Mini-SGLang is a lightweight inference framework for large language models that implements a compact version of the full SGLang system. The codebase comprises approximately 5,000 lines of Python and is designed to serve dual purposes: functioning as a capable inference engine while simultaneously providing a transparent reference implementation for researchers and developers seeking to understand modern LLM serving systems.
The framework implements several advanced optimization techniques to achieve high performance. Radix Cache enables reuse of key-value cache for shared prefixes across multiple requests, reducing redundant computation. Chunked Prefill reduces peak memory usage during long-context serving by processing input tokens in manageable chunks. Overlap Scheduling hides CPU scheduling overhead by overlapping it with GPU computation. The system also supports Tensor Parallelism to scale inference across multiple GPUs and integrates optimized kernels including FlashAttention and FlashInfer for maximum computational efficiency.
Platform support is currently limited to Linux systems running on x86_64 and aarch64 architectures. Windows and macOS are not supported due to dependencies on Linux-specific CUDA kernels, though the documentation provides guidance for Windows users to run Mini-SGLang via WSL2 or Docker containers. Installation requires the NVIDIA CUDA Toolkit with version matching the GPU driver, and the project recommends using the uv package manager for fast and reliable setup.
The framework provides multiple interaction modes. Users can launch an OpenAI-compatible API server with a single command for online serving, enabling integration with standard tools like curl or any OpenAI-compatible client. An interactive shell mode allows direct chat with models in the terminal using the --shell flag, with support for clearing chat history via the /reset command.
Benchmark results demonstrate performance across different scenarios. Offline inference testing on a single H200 GPU with Qwen3 models shows throughput metrics across 256 sequences with variable input and output lengths. Online inference benchmarks on a 4xH200 GPU setup connected by NVLink test the Qwen3-32B model using real-world request traces from the Qwen dataset.

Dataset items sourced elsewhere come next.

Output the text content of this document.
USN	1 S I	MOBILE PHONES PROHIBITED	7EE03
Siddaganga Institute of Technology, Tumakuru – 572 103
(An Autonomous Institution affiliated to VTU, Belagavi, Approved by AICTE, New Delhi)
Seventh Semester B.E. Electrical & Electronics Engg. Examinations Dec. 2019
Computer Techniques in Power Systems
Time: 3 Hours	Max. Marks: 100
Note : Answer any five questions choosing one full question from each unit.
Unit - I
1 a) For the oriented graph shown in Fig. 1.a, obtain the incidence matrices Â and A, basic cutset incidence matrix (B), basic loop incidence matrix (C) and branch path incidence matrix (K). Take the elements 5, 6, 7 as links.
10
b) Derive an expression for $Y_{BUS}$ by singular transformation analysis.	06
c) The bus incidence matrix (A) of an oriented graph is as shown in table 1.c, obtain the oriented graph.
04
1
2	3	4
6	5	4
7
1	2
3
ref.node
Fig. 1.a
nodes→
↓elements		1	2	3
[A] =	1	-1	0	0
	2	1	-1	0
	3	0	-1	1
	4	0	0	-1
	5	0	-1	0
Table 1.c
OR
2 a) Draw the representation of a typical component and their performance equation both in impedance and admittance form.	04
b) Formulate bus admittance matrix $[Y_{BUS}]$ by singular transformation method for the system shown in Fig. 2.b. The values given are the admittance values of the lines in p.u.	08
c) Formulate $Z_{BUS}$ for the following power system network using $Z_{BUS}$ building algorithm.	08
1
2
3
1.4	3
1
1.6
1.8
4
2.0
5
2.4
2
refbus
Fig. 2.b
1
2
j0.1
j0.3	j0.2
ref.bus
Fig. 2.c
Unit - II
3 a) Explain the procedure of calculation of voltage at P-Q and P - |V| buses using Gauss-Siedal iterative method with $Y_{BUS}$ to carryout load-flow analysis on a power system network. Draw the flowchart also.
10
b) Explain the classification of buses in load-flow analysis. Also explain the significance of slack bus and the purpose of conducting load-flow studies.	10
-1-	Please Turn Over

According to GitGenius activity tracking, the repository shows a median issue and pull request response latency of 7.8 hours across 22 tracked items, with a mean latency of 110.5 hours. DarkSharpness is the most active contributor with 38 tracked events, followed by jiahe7ay with 4 events and GiggleWang with 3 events. The repository shares overlapping contributors with sgl-project/sglang, python/cpython, and vllm-project/vllm, indicating connections to the broader LLM inference and Python ecosystem communities.
The codebase emphasizes readability and maintainability through clean modular design and full type annotations, making it accessible for modification and study. Documentation includes detailed feature specifications and system architecture explanations to help users understand the design and data flow of the inference system.